'You never expected such luck as that, did you?' said Caffyn. 'Is there anything I can do for your ladyship?'
'Mabel asked me to drive round this way and ask if Mark has come back. There's Fräulein in the carriage too, but I wanted to ask all by myself.'
'Pray step this way,' said Caffyn, leading the way with mock politeness to a little sitting-room on the ground floor.
'I can't stay long,' said Dolly. 'Mark isn't here—I saw his face at the window upstairs.
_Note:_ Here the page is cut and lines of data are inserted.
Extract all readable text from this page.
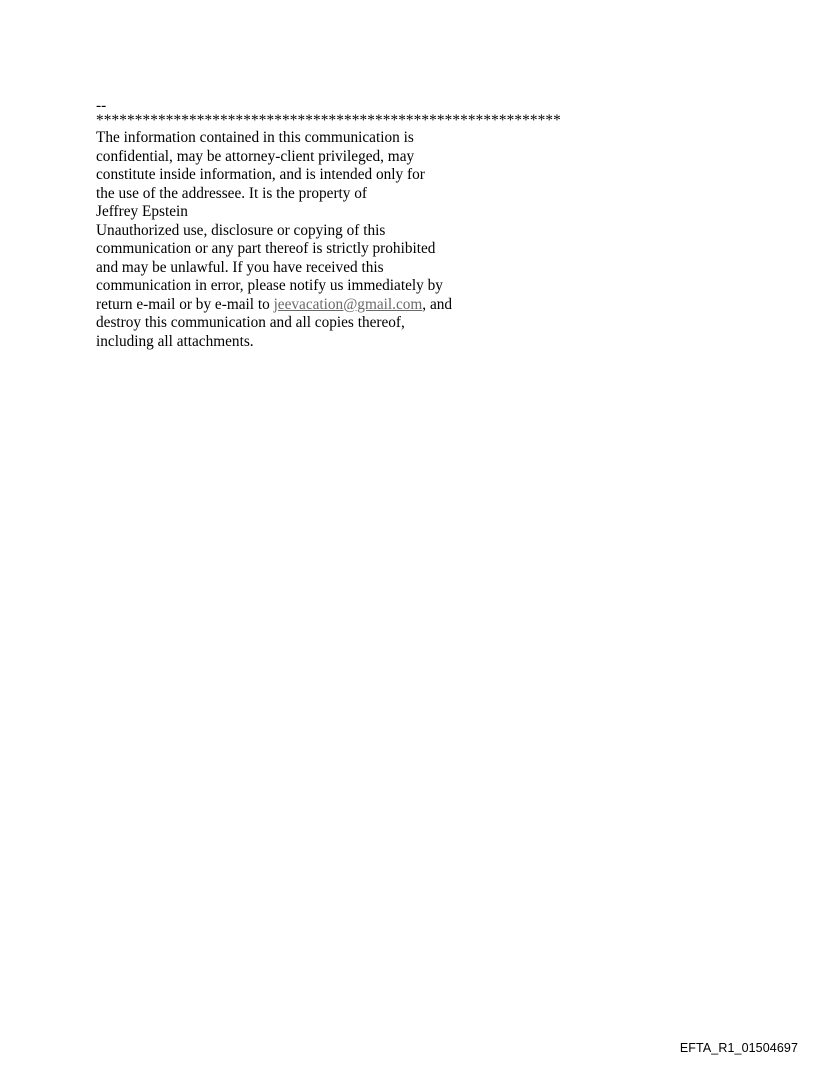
--
************************************************************
The information contained in this communication is
confidential, may be attorney-client privileged, may
constitute inside information, and is intended only for
the use of the addressee. It is the property of
Jeffrey Epstein
Unauthorized use, disclosure or copying of this
communication or any part thereof is strictly prohibited
and may be unlawful. If you have received this
communication in error, please notify us immediately by
return e-mail or by e-mail to jeevacation@gmail.com, and
destroy this communication and all copies thereof,
including all attachments.
EFTA_R1_01504697
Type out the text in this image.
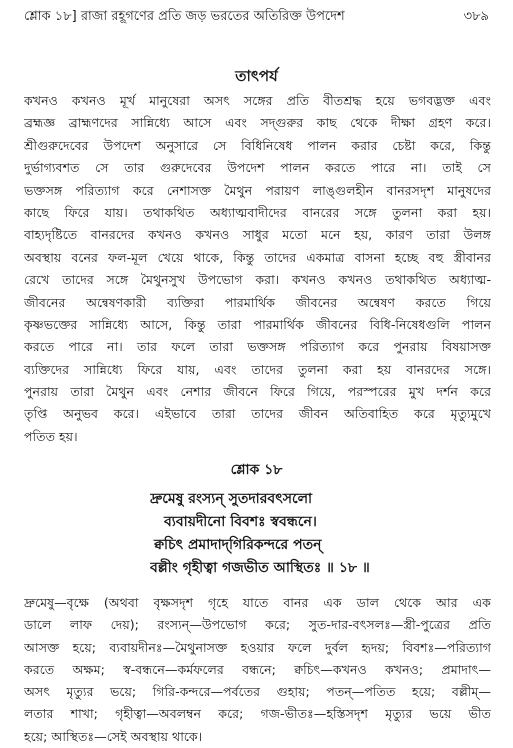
শ্লোক ১৮] রাজা রহূগণের প্রতি জড় ভরতের অতিরিক্ত উপদেশ	৩৮৯
তাৎপর্য
কখনও কখনও মূর্খ মানুষেরা অসৎ সঙ্গের প্রতি বীতশ্রদ্ধ হয়ে ভগবদ্ভক্ত এবং
ব্রহ্মজ্ঞ ব্রাহ্মণদের সান্নিধ্যে আসে এবং সদ্গুরুর কাছ থেকে দীক্ষা গ্রহণ করে।
শ্রীগুরুদেবের উপদেশ অনুসারে সে বিধিনিষেধ পালন করার চেষ্টা করে, কিন্তু
দুর্ভাগ্যবশত সে তার গুরুদেবের উপদেশ পালন করতে পারে না। তাই সে
ভক্তসঙ্গ পরিত্যাগ করে নেশাসক্ত মৈথুন পরায়ণ লাঙ্গুলহীন বানরসদৃশ মানুষদের
কাছে ফিরে যায়। তথাকথিত অধ্যাত্মবাদীদের বানরের সঙ্গে তুলনা করা হয়।
বাহ্যদৃষ্টিতে বানরদের কখনও কখনও সাধুর মতো মনে হয়, কারণ তারা উলঙ্গ
অবস্থায় বনের ফল-মূল খেয়ে থাকে, কিন্তু তাদের একমাত্র বাসনা হচ্ছে বহু স্ত্রীবানর
রেখে তাদের সঙ্গে মৈথুনসুখ উপভোগ করা। কখনও কখনও তথাকথিত অধ্যাত্ম-
জীবনের অন্বেষণকারী ব্যক্তিরা পারমার্থিক জীবনের অন্বেষণ করতে গিয়ে
কৃষ্ণভক্তের সান্নিধ্যে আসে, কিন্তু তারা পারমার্থিক জীবনের বিধি-নিষেধগুলি পালন
করতে পারে না। তার ফলে তারা ভক্তসঙ্গ পরিত্যাগ করে পুনরায় বিষয়াসক্ত
ব্যক্তিদের সান্নিধ্যে ফিরে যায়, এবং তাদের তুলনা করা হয় বানরদের সঙ্গে।
পুনরায় তারা মৈথুন এবং নেশার জীবনে ফিরে গিয়ে, পরস্পরের মুখ দর্শন করে
তৃপ্তি অনুভব করে। এইভাবে তারা তাদের জীবন অতিবাহিত করে মৃত্যুমুখে
পতিত হয়।
শ্লোক ১৮
দ্রুমেষু রংস্যন্ সুতদারবৎসলো
ব্যবায়দীনো বিবশঃ স্ববন্ধনে।
ক্বচিৎ প্রমাদাদ্‌গিরিকন্দরে পতন্
বল্লীং গৃহীত্বা গজভীত আস্থিতঃ ॥ ১৮ ॥
দ্রুমেষু—বৃক্ষে (অথবা বৃক্ষসদৃশ গৃহে যাতে বানর এক ডাল থেকে আর এক
ডালে লাফ দেয়); রংস্যন্—উপভোগ করে; সুত-দার-বৎসলঃ—স্ত্রী-পুত্রের প্রতি
আসক্ত হয়ে; ব্যবায়দীনঃ—মৈথুনাসক্ত হওয়ার ফলে দুর্বল হৃদয়; বিবশঃ—পরিত্যাগ
করতে অক্ষম; স্ব-বন্ধনে—কর্মফলের বন্ধনে; ক্বচিৎ—কখনও কখনও; প্রমাদাৎ—
অসৎ মৃত্যুর ভয়ে; গিরি-কন্দরে—পর্বতের গুহায়; পতন্—পতিত হয়ে; বল্লীম্—
লতার শাখা; গৃহীত্বা—অবলম্বন করে; গজ-ভীতঃ—হস্তিসদৃশ মৃত্যুর ভয়ে ভীত
হয়ে; আস্থিতঃ—সেই অবস্থায় থাকে।
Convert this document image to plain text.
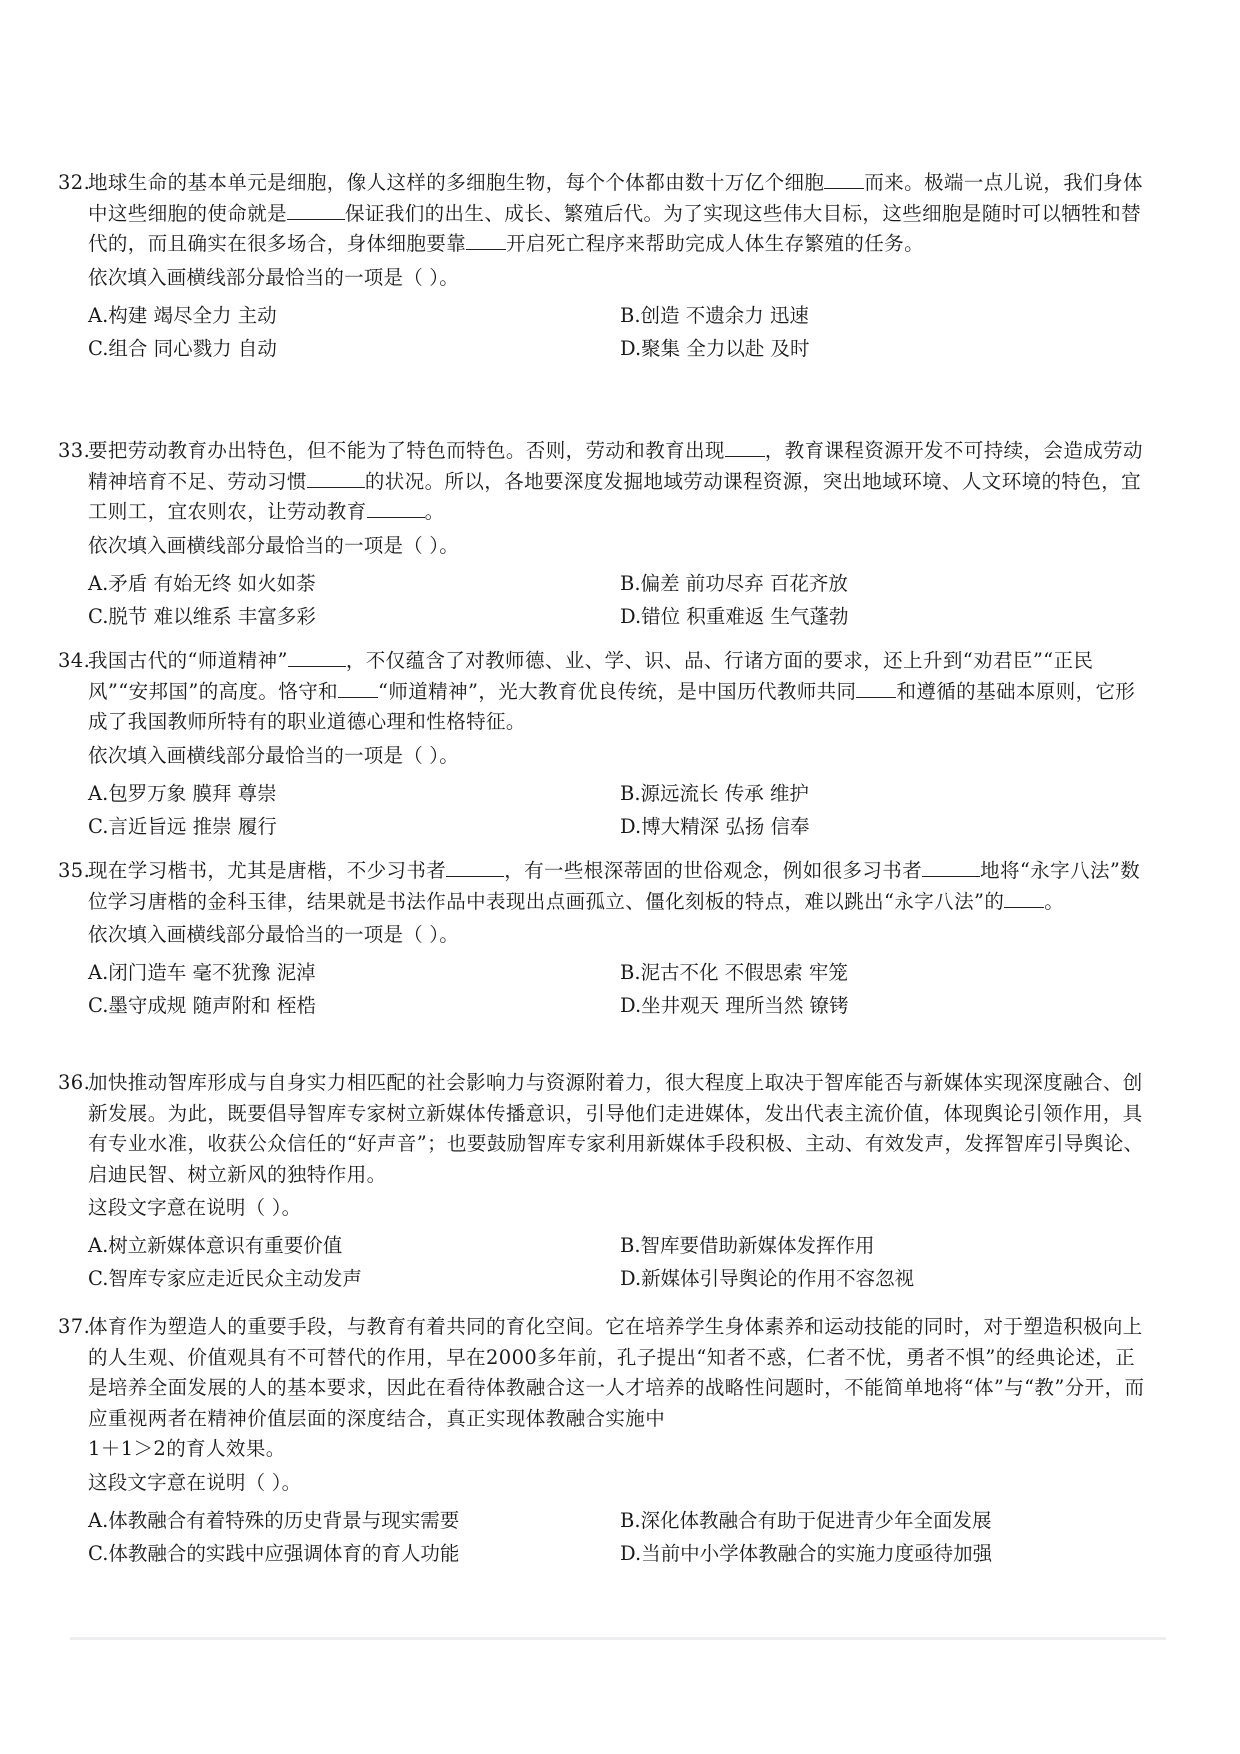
32.
地球生命的基本单元是细胞，像人这样的多细胞生物，每个个体都由数十万亿个细胞 而来。极端一点儿说，我们身体中这些细胞的使命就是	保证我们的出生、成长、繁殖后代。为了实现这些伟大目标，这些细胞是随时可以牺牲和替代的，而且确实在很多场合，身体细胞要靠 开启死亡程序来帮助完成人体生存繁殖的任务。
依次填入画横线部分最恰当的一项是（ ）。
A.构建 竭尽全力 主动	B.创造 不遗余力 迅速
C.组合 同心戮力 自动	D.聚集 全力以赴 及时
33.
要把劳动教育办出特色，但不能为了特色而特色。否则，劳动和教育出现 ，教育课程资源开发不可持续，会造成劳动精神培育不足、劳动习惯	的状况。所以，各地要深度发掘地域劳动课程资源，突出地域环境、人文环境的特色，宜工则工，宜农则农，让劳动教育	。
依次填入画横线部分最恰当的一项是（ ）。
A.矛盾 有始无终 如火如荼	B.偏差 前功尽弃 百花齐放
C.脱节 难以维系 丰富多彩	D.错位 积重难返 生气蓬勃
34.
我国古代的“师道精神”	，不仅蕴含了对教师德、业、学、识、品、行诸方面的要求，还上升到“劝君臣”“正民风”“安邦国”的高度。恪守和 “师道精神”，光大教育优良传统，是中国历代教师共同 和遵循的基础本原则，它形成了我国教师所特有的职业道德心理和性格特征。
依次填入画横线部分最恰当的一项是（ ）。
A.包罗万象 膜拜 尊崇	B.源远流长 传承 维护
C.言近旨远 推崇 履行	D.博大精深 弘扬 信奉
35.
现在学习楷书，尤其是唐楷，不少习书者	，有一些根深蒂固的世俗观念，例如很多习书者	地将“永字八法”数位学习唐楷的金科玉律，结果就是书法作品中表现出点画孤立、僵化刻板的特点，难以跳出“永字八法”的 。
依次填入画横线部分最恰当的一项是（ ）。
A.闭门造车 毫不犹豫 泥淖	B.泥古不化 不假思索 牢笼
C.墨守成规 随声附和 桎梏	D.坐井观天 理所当然 镣铐
36.
加快推动智库形成与自身实力相匹配的社会影响力与资源附着力，很大程度上取决于智库能否与新媒体实现深度融合、创新发展。为此，既要倡导智库专家树立新媒体传播意识，引导他们走进媒体，发出代表主流价值，体现舆论引领作用，具有专业水准，收获公众信任的“好声音”；也要鼓励智库专家利用新媒体手段积极、主动、有效发声，发挥智库引导舆论、启迪民智、树立新风的独特作用。
这段文字意在说明（ ）。
A.树立新媒体意识有重要价值	B.智库要借助新媒体发挥作用
C.智库专家应走近民众主动发声	D.新媒体引导舆论的作用不容忽视
37.
体育作为塑造人的重要手段，与教育有着共同的育化空间。它在培养学生身体素养和运动技能的同时，对于塑造积极向上的人生观、价值观具有不可替代的作用，早在2000多年前，孔子提出“知者不惑，仁者不忧，勇者不惧”的经典论述，正是培养全面发展的人的基本要求，因此在看待体教融合这一人才培养的战略性问题时，不能简单地将“体”与“教”分开，而应重视两者在精神价值层面的深度结合，真正实现体教融合实施中
1＋1＞2的育人效果。
这段文字意在说明（ ）。
A.体教融合有着特殊的历史背景与现实需要	B.深化体教融合有助于促进青少年全面发展
C.体教融合的实践中应强调体育的育人功能	D.当前中小学体教融合的实施力度亟待加强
Mabel told me to see if he was quite well, and I want to ask him how he is and where he's been.'
'Afraid you can't see him just now,' said Caffyn, 'he's got some one with him he hasn't seen for a long time—we mustn't disturb him; tell Mabel he'll come to-morrow and he's quite well.'
Dolly was preparing to go, when she discovered some portmanteaus and boxes in a corner. 'What a funny box, with all those red tickets on it!' she said. 'Oh, and a big white helmet—it's green inside. Is Mark going to be married in that thing, Harold?'—all at once she stopped short in her examination. 'Why—why, they've got poor Vincent's name on them! they have—look!' And Caffyn realised that he had been too ingenious: he had forgotten all about this luggage in showing Dolly to that room, in his fear lest her voice should be too audible in the passage.
'There, there—you're keeping Fräulein waiting all this time. Never mind about the luggage,' he said hurriedly. 'Good-bye, Dolly; sorry you can't stop.'
'But I can stop,' objected Dolly, who was not easily got rid of at the best of times. 'Harold, I'm sure that dear Vincent has come alive again—he's the somebody Mark hasn't seen for a long time.... Oh, if it really is ... I must go and see!'
Caffyn saw his best course now was the hazardous one of telling the truth. 'Well,' he said, 'as it happens, you're right. Vincent was not drowned, and he is here—but I don't advise you to go to see him for all that.'
'Why?' said Dolly, with her joy suddenly checked—she scarcely knew why.